Per quanto riguarda invece i libri calcistici, il più famoso è indubbiamente ‘Storia critica del calcio italiano’. La cui prima edizione è del 1975 e quindi risente del clima cupo dell’epoca, poco dopo il fallimento (entrare nella fase finale a 16 squadre era consiederato fallimento…) al Mondiale tedesco e in piena ubriacatura da calcio totale olandese. In questo libro c’è la summa del pensiero calcistico breriano e non a caso è stato studiato a fondo anche da chi poi ha proposto tesi opposte. Un misto di storia del calcio, storia d’Italia, sociologia, costume e tanto altro, con un equilibrio irripetibile e l’idea che ogni squadra dovesse esprimere il carattere del popolo di cui era espressione. Discorso valido in particolare per la nazionali, per questo Brera riteneva l’Italia adatta ad aspettare e ripartire, catenaccio e contropiede, più che a inseguire miti estrofili. Gli italiani secondo Brera erano inferiori fisicamente nel calcio, ma anche in altri sport, a nazioni con una composizione razziale diversa, e potevano uscirne vivi soltanto usando l’astuzia. Come l’Uruguay nella partita decisiva del Mondiale 1950, contro il Brasile: in svantaggio 1-0 non si era buttata in avanti per rimontare, snaturando la propria identità, ma aveva in un certo senso difeso la sconfitta tenendo lo 0-1 e vincendo poi al momento giusto. Legata al discorso della difesa era anche la polemica sugli abatini, ben presente nel libro, con l’abatino pià famoso che era Gianni Rivera: secondo Brera gli abatini (traduzione 2019: giocatori tecnici ma poco atletici, la cui presenza costringe i compagni a correre il doppio) erano adatti a squadre offensive, con il pallino del gioco in mano, non certo all’Italia o ai club italiani, ai suoi tempi quasi tutti composti da italiani.
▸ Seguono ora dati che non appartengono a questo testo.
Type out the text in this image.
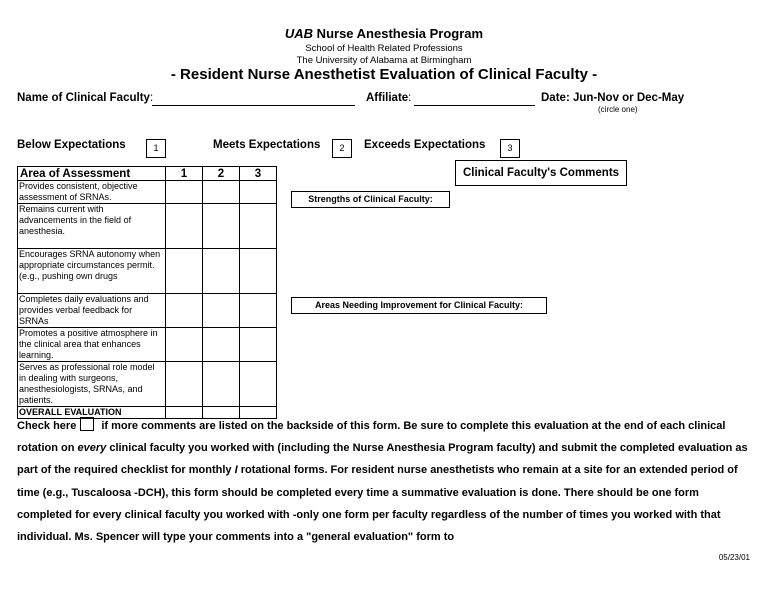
UAB Nurse Anesthesia Program
School of Health Related Professions
The University of Alabama at Birmingham
- Resident Nurse Anesthetist Evaluation of Clinical Faculty -
Name of Clinical Faculty:	Affiliate:	Date: Jun-Nov or Dec-May
(circle one)
Below Expectations	1	Meets Expectations	2	Exceeds Expectations	3
Area of Assessment	1	2	3
Provides consistent, objective assessment of SRNAs.			
Remains current with advancements in the field of anesthesia.			
Encourages SRNA autonomy when appropriate circumstances permit.
(e.g., pushing own drugs			
Completes daily evaluations and provides verbal feedback for SRNAs			
Promotes a positive atmosphere in the clinical area that enhances learning.			
Serves as professional role model in dealing with surgeons, anesthesiologists, SRNAs, and patients.			
OVERALL EVALUATION			
Clinical Faculty's Comments
Strengths of Clinical Faculty:
Areas Needing Improvement for Clinical Faculty:
Check here if more comments are listed on the backside of this form. Be sure to complete this evaluation at the end of each clinical rotation on every clinical faculty you worked with (including the Nurse Anesthesia Program faculty) and submit the completed evaluation as part of the required checklist for monthly I rotational forms. For resident nurse anesthetists who remain at a site for an extended period of time (e.g., Tuscaloosa -DCH), this form should be completed every time a summative evaluation is done. There should be one form completed for every clinical faculty you worked with -only one form per faculty regardless of the number of times you worked with that individual. Ms. Spencer will type your comments into a "general evaluation" form to
05/23/01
Tanti altri sono stati i libri calcistici di Brera, ma quello che non deve mancare nella libreria di qualunque appassionato di sport è senza dubbio 'L’Arcimatto', uscito in varie versioni (la più famosa è quella del periodo 1960-1966) e con diversi periodi presi in considerazione. In pratica la raccolta delle più ispirate rubriche sul Guerin Sportivo, prima citate, soprattutto negli anni Sessanta. Anche se la più ispirata di tutti era probabilmente quella di risposte ai lettori. In ogni pezzo c’era un concentrato di Brera e anche se non tutti i riferimenti all’attualità possono essere colti oggi (era comunque un’attualità di mezzo secolo fa) lo stile è di quelli inarrivabili: molti usano un linguaggio, pochissimi lo creano. Il linguaggio di un gigante, anche al netto della santificazione. Non perché capisse di calcio più di altri, ma perché spiegava come nessuno il suo senso nelle nostre vite.